This is one of the main concerns of the French, at a time when inflation continues to climb. According to INSEE, it increased by 5.2% from May 2021 to May 2022. Distilted for several weeks, the next measures to support household purchasing power must be ratified in two pieces of legislation, including a corrective finance. Here’s a rundown of what the executive is planning.

Energy: fuel discount, price shield and transport premium

The government has decided to extend at least until the end of August the fuel discount of 15 to 18 cents (in mainland France), introduced since April 1. In an interview with Les Echos, Bruno Le Maire mentioned an extension until December. “We are therefore ready to reach out to the responsible oppositions: why not consider extending the 18 cent rebate until the end of the year, if economic conditions require it, rather than embarking on measures extremely expensive taxes,” he asks. Some 3 billion euros were budgeted for the period from April to June, which will therefore have to be supplemented in the amending finance law.

In September or October, a device more targeted at “big riders” must take over.

In addition, the extension until the end of the year of the tariff shield for electricity and gas (capping their price) has been approved, for a cost estimated at more than 14 billion euros for the year 2022 , according to an estimate from Bercy last March. This amount may change according to variations in the price of gas.

Finally, the ceiling of the tax-free individual transport bonus that the employer can pay to the employee will increase from 200 to 400 euros for 2022 and 2023, and will be cumulative with the compulsory payment of 50% of the subscription to public transport. .

Basic pensions and social benefits

Retirement and disability pensions under the basic schemes will be increased by 4% from July 1. This increase, combined with that of just over 1% in January, is approaching the level of inflation, which reached 5.2% in May. According to information from Le Monde, this is a budgetary effort of around 6.5 billion euros in 2022, then 1.5 billion in the 2023 financial year.

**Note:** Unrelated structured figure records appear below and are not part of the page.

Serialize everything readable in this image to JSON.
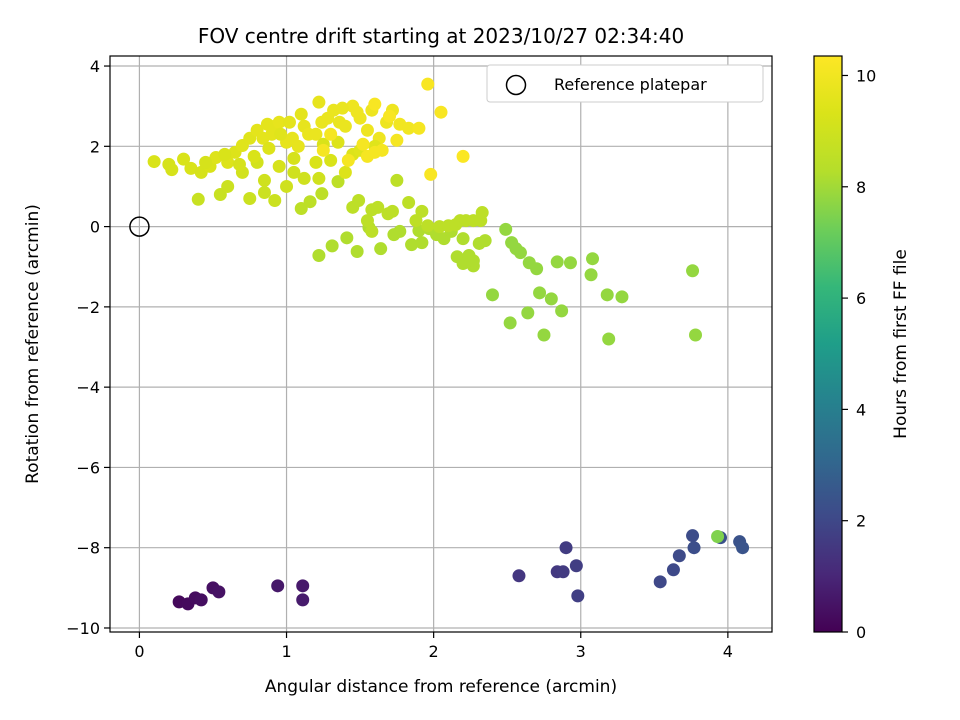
{
  "chart_data": {
    "type": "scatter",
    "title": "FOV centre drift starting at 2023/10/27 02:34:40",
    "xlabel": "Angular distance from reference (arcmin)",
    "ylabel": "Rotation from reference (arcmin)",
    "colorbar_label": "Hours from first FF file",
    "xlim": [
      -0.2,
      4.3
    ],
    "ylim": [
      -10.1,
      4.25
    ],
    "xticks": [
      0,
      1,
      2,
      3,
      4
    ],
    "xtick_labels": [
      "0",
      "1",
      "2",
      "3",
      "4"
    ],
    "yticks": [
      -10,
      -8,
      -6,
      -4,
      -2,
      0,
      2,
      4
    ],
    "ytick_labels": [
      "−10",
      "−8",
      "−6",
      "−4",
      "−2",
      "0",
      "2",
      "4"
    ],
    "colorbar_range": [
      0,
      10.35
    ],
    "colorbar_ticks": [
      0,
      2,
      4,
      6,
      8,
      10
    ],
    "colorbar_tick_labels": [
      "0",
      "2",
      "4",
      "6",
      "8",
      "10"
    ],
    "colormap": "viridis",
    "grid": true,
    "legend": {
      "position": "top-right",
      "entries": [
        "Reference platepar"
      ]
    },
    "reference_point": {
      "x": 0,
      "y": 0,
      "label": "Reference platepar"
    },
    "points": [
      [
        0.27,
        -9.35,
        0.2
      ],
      [
        0.33,
        -9.4,
        0.25
      ],
      [
        0.38,
        -9.25,
        0.3
      ],
      [
        0.42,
        -9.3,
        0.35
      ],
      [
        0.5,
        -9.0,
        0.4
      ],
      [
        0.54,
        -9.1,
        0.45
      ],
      [
        0.94,
        -8.95,
        0.6
      ],
      [
        1.11,
        -8.95,
        0.65
      ],
      [
        1.11,
        -9.3,
        0.7
      ],
      [
        2.58,
        -8.7,
        1.5
      ],
      [
        2.84,
        -8.6,
        1.55
      ],
      [
        2.88,
        -8.6,
        1.6
      ],
      [
        2.9,
        -8.0,
        1.65
      ],
      [
        2.97,
        -8.45,
        1.7
      ],
      [
        2.98,
        -9.2,
        1.75
      ],
      [
        3.54,
        -8.85,
        2.0
      ],
      [
        3.63,
        -8.55,
        2.05
      ],
      [
        3.67,
        -8.2,
        2.1
      ],
      [
        3.76,
        -7.7,
        2.15
      ],
      [
        3.77,
        -8.0,
        2.2
      ],
      [
        3.95,
        -7.75,
        2.3
      ],
      [
        4.08,
        -7.85,
        2.35
      ],
      [
        4.1,
        -8.0,
        2.4
      ],
      [
        3.93,
        -7.72,
        7.5
      ],
      [
        2.49,
        -0.07,
        7.8
      ],
      [
        2.53,
        -0.4,
        7.8
      ],
      [
        2.56,
        -0.55,
        7.8
      ],
      [
        2.59,
        -0.65,
        7.8
      ],
      [
        2.65,
        -0.9,
        7.8
      ],
      [
        2.7,
        -1.05,
        7.8
      ],
      [
        2.72,
        -1.65,
        7.8
      ],
      [
        2.75,
        -2.7,
        7.8
      ],
      [
        2.8,
        -1.8,
        7.8
      ],
      [
        2.84,
        -0.88,
        7.8
      ],
      [
        2.87,
        -2.1,
        7.8
      ],
      [
        2.93,
        -0.9,
        7.8
      ],
      [
        3.07,
        -1.2,
        7.8
      ],
      [
        3.08,
        -0.8,
        7.8
      ],
      [
        3.18,
        -1.7,
        7.8
      ],
      [
        3.19,
        -2.8,
        7.8
      ],
      [
        3.28,
        -1.75,
        7.8
      ],
      [
        3.76,
        -1.1,
        7.8
      ],
      [
        3.78,
        -2.7,
        7.8
      ],
      [
        2.64,
        -2.15,
        7.8
      ],
      [
        2.52,
        -2.4,
        7.8
      ],
      [
        2.4,
        -1.7,
        7.8
      ],
      [
        1.22,
        -0.72,
        8.2
      ],
      [
        1.31,
        -0.48,
        8.2
      ],
      [
        1.41,
        -0.28,
        8.2
      ],
      [
        1.48,
        -0.62,
        8.2
      ],
      [
        1.56,
        -0.02,
        8.2
      ],
      [
        1.64,
        -0.55,
        8.2
      ],
      [
        1.73,
        -0.2,
        8.2
      ],
      [
        1.77,
        -0.12,
        8.2
      ],
      [
        1.85,
        -0.45,
        8.2
      ],
      [
        1.92,
        -0.4,
        8.2
      ],
      [
        1.97,
        -0.05,
        8.2
      ],
      [
        2.02,
        -0.2,
        8.2
      ],
      [
        2.07,
        -0.3,
        8.2
      ],
      [
        2.12,
        -0.12,
        8.2
      ],
      [
        2.16,
        -0.75,
        8.2
      ],
      [
        2.2,
        -0.92,
        8.2
      ],
      [
        2.24,
        -0.72,
        8.2
      ],
      [
        2.27,
        -0.98,
        8.2
      ],
      [
        2.31,
        -0.42,
        8.2
      ],
      [
        2.35,
        -0.35,
        8.2
      ],
      [
        2.2,
        -0.3,
        8.2
      ],
      [
        2.0,
        -0.08,
        8.2
      ],
      [
        1.9,
        -0.1,
        8.2
      ],
      [
        2.27,
        -0.85,
        8.2
      ],
      [
        1.1,
        0.45,
        8.5
      ],
      [
        1.16,
        0.62,
        8.5
      ],
      [
        1.24,
        0.82,
        8.5
      ],
      [
        1.35,
        1.12,
        8.5
      ],
      [
        1.45,
        0.48,
        8.5
      ],
      [
        1.49,
        0.65,
        8.5
      ],
      [
        1.55,
        0.15,
        8.5
      ],
      [
        1.58,
        0.42,
        8.5
      ],
      [
        1.62,
        0.48,
        8.5
      ],
      [
        1.69,
        0.32,
        8.5
      ],
      [
        1.72,
        0.38,
        8.5
      ],
      [
        1.75,
        1.15,
        8.5
      ],
      [
        1.83,
        0.6,
        8.5
      ],
      [
        1.88,
        0.15,
        8.5
      ],
      [
        1.92,
        0.38,
        8.5
      ],
      [
        1.96,
        0.02,
        8.5
      ],
      [
        2.04,
        0.0,
        8.5
      ],
      [
        2.1,
        0.02,
        8.5
      ],
      [
        2.15,
        0.05,
        8.5
      ],
      [
        2.18,
        0.15,
        8.5
      ],
      [
        2.22,
        0.15,
        8.5
      ],
      [
        2.27,
        0.15,
        8.5
      ],
      [
        2.32,
        0.15,
        8.5
      ],
      [
        2.33,
        0.35,
        8.5
      ],
      [
        1.58,
        -0.12,
        8.5
      ],
      [
        0.1,
        1.62,
        9.3
      ],
      [
        0.22,
        1.42,
        9.2
      ],
      [
        0.3,
        1.68,
        9.3
      ],
      [
        0.35,
        1.45,
        9.3
      ],
      [
        0.42,
        1.35,
        9.2
      ],
      [
        0.48,
        1.5,
        9.3
      ],
      [
        0.52,
        1.72,
        9.4
      ],
      [
        0.6,
        1.6,
        9.4
      ],
      [
        0.65,
        1.85,
        9.4
      ],
      [
        0.7,
        2.02,
        9.5
      ],
      [
        0.75,
        2.2,
        9.5
      ],
      [
        0.8,
        2.4,
        9.6
      ],
      [
        0.84,
        2.2,
        9.6
      ],
      [
        0.87,
        2.55,
        9.6
      ],
      [
        0.9,
        2.3,
        9.6
      ],
      [
        0.92,
        2.5,
        9.6
      ],
      [
        0.95,
        2.6,
        9.7
      ],
      [
        1.0,
        2.1,
        9.7
      ],
      [
        1.04,
        2.2,
        9.7
      ],
      [
        1.08,
        2.0,
        9.7
      ],
      [
        1.12,
        2.5,
        9.7
      ],
      [
        1.15,
        2.3,
        9.8
      ],
      [
        1.2,
        2.3,
        9.8
      ],
      [
        1.24,
        2.6,
        9.8
      ],
      [
        1.28,
        2.7,
        9.8
      ],
      [
        1.32,
        2.9,
        9.8
      ],
      [
        1.36,
        2.6,
        9.8
      ],
      [
        1.4,
        2.5,
        9.8
      ],
      [
        1.45,
        3.0,
        9.9
      ],
      [
        1.5,
        2.7,
        9.9
      ],
      [
        1.55,
        2.4,
        9.9
      ],
      [
        1.58,
        2.9,
        9.9
      ],
      [
        1.63,
        2.2,
        9.9
      ],
      [
        1.68,
        2.6,
        9.9
      ],
      [
        1.72,
        2.9,
        9.9
      ],
      [
        1.77,
        2.55,
        10.0
      ],
      [
        1.83,
        2.45,
        10.0
      ],
      [
        0.4,
        0.68,
        8.8
      ],
      [
        0.55,
        0.8,
        8.8
      ],
      [
        0.6,
        1.0,
        8.9
      ],
      [
        0.75,
        0.7,
        8.9
      ],
      [
        0.85,
        0.85,
        8.9
      ],
      [
        0.92,
        0.65,
        8.9
      ],
      [
        1.0,
        1.0,
        9.0
      ],
      [
        1.05,
        1.35,
        9.0
      ],
      [
        1.12,
        1.2,
        9.0
      ],
      [
        0.7,
        1.35,
        9.1
      ],
      [
        0.8,
        1.6,
        9.1
      ],
      [
        0.95,
        1.5,
        9.2
      ],
      [
        1.05,
        1.7,
        9.2
      ],
      [
        1.2,
        1.6,
        9.3
      ],
      [
        1.25,
        2.05,
        9.3
      ],
      [
        1.35,
        2.1,
        9.4
      ],
      [
        1.45,
        1.8,
        9.4
      ],
      [
        1.5,
        1.9,
        9.5
      ],
      [
        1.6,
        2.0,
        9.5
      ],
      [
        1.22,
        1.2,
        9.0
      ],
      [
        0.85,
        1.15,
        9.0
      ],
      [
        1.3,
        1.65,
        9.3
      ],
      [
        1.4,
        1.35,
        9.4
      ],
      [
        0.2,
        1.55,
        9.2
      ],
      [
        0.45,
        1.6,
        9.2
      ],
      [
        0.58,
        1.8,
        9.3
      ],
      [
        0.68,
        1.55,
        9.2
      ],
      [
        0.78,
        1.75,
        9.3
      ],
      [
        0.88,
        1.95,
        9.4
      ],
      [
        0.96,
        2.3,
        9.5
      ],
      [
        1.02,
        2.6,
        9.6
      ],
      [
        1.1,
        2.8,
        9.6
      ],
      [
        1.22,
        3.1,
        9.7
      ],
      [
        1.38,
        2.95,
        9.8
      ],
      [
        1.48,
        2.85,
        9.9
      ],
      [
        1.6,
        1.85,
        10.1
      ],
      [
        1.65,
        1.9,
        10.1
      ],
      [
        1.96,
        3.55,
        10.2
      ],
      [
        1.98,
        1.3,
        10.2
      ],
      [
        2.05,
        2.85,
        10.2
      ],
      [
        2.2,
        1.75,
        10.3
      ],
      [
        1.9,
        2.45,
        10.1
      ],
      [
        1.75,
        2.15,
        10.1
      ],
      [
        1.55,
        1.75,
        10.1
      ],
      [
        1.52,
        2.05,
        10.1
      ],
      [
        1.42,
        1.65,
        10.1
      ],
      [
        1.7,
        2.75,
        10.2
      ],
      [
        1.6,
        3.05,
        10.2
      ],
      [
        1.25,
        1.9,
        10.1
      ],
      [
        1.3,
        2.3,
        10.1
      ]
    ]
  }
}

Certain family benefits and social minima, namely the active solidarity income (RSA), the allowance for disabled adults (AAH) and the solidarity allowance for the elderly (ASPA), will also be increased by 4%, according to a part of the purchasing power bill consulted by AFP.

Some social benefits had already been increased by 1.8% in April. According to Les Echos, these upgrades would cost 8 billion euros until April 2023.

Index point increase

Civil servants will know on Tuesday the level of the increase in the value of the index point which serves as the basis for their remuneration. Public service unions are asking for between 3% (for the CFDT) and 25% (for FO). A 1% increase would cost the state and communities 2 billion euros per year, according to the government.

Tripling of the Macron bonus

The ceiling of the exceptional purchasing power bonus, tax-exempt and desocialised, known as the Macron bonus, will be tripled. Companies will therefore be able to pay up to 3,000 euros to their employees, and even up to 6,000 euros for those who have set up a profit-sharing or participation scheme. The average level of this bonus was only 506 euros per employee in 2021, against 1,000 euros authorized, according to the Ministry of Public Accounts.

Reduction in self-employed contributions

A reduction in the contributions of the self-employed is also planned. This measure, which aims to achieve greater equity between the contributions of employees and those of the self-employed, should allow the latter to earn 550 euros per year for a person whose income is equivalent to the minimum wage.

The increase in the rent index

The benchmark rent index will increase by 3.5% in July and then remain stuck at this level for a year. This measure is presented by the government as a compromise between the interests of tenants and those of landlords. Personalized housing aid (APL) will also be increased by 3.5%.

Abolition of the audiovisual license fee

The abolition of the audiovisual license fee will finally take effect next fall, with a gain for households of 138 euros, i.e. a total shortfall of more than 3 billion euros, which the State promises to compensate with broadcasters. public. This deletion led to a public broadcasting strike on Tuesday, June 28.

Help for students

Prime Minister Elisabeth Borne has asked her government to work on measures for students. An extension of the university restaurant ticket at 1 euro is in the pipeline.

The creation of a food check

According to the daily Les Echos, a food check of 100 euros, plus 50 euros per dependent child, should be paid to 9 million households, for an overall cost of 1 billion euros. The recipients of the RSA, the AAH, the minimum old age and the APL would be concerned. In 2020, during the Covid-19 crisis, a similar bonus of 150 euros per adult and 100 euros per child concerned just over 4 million households.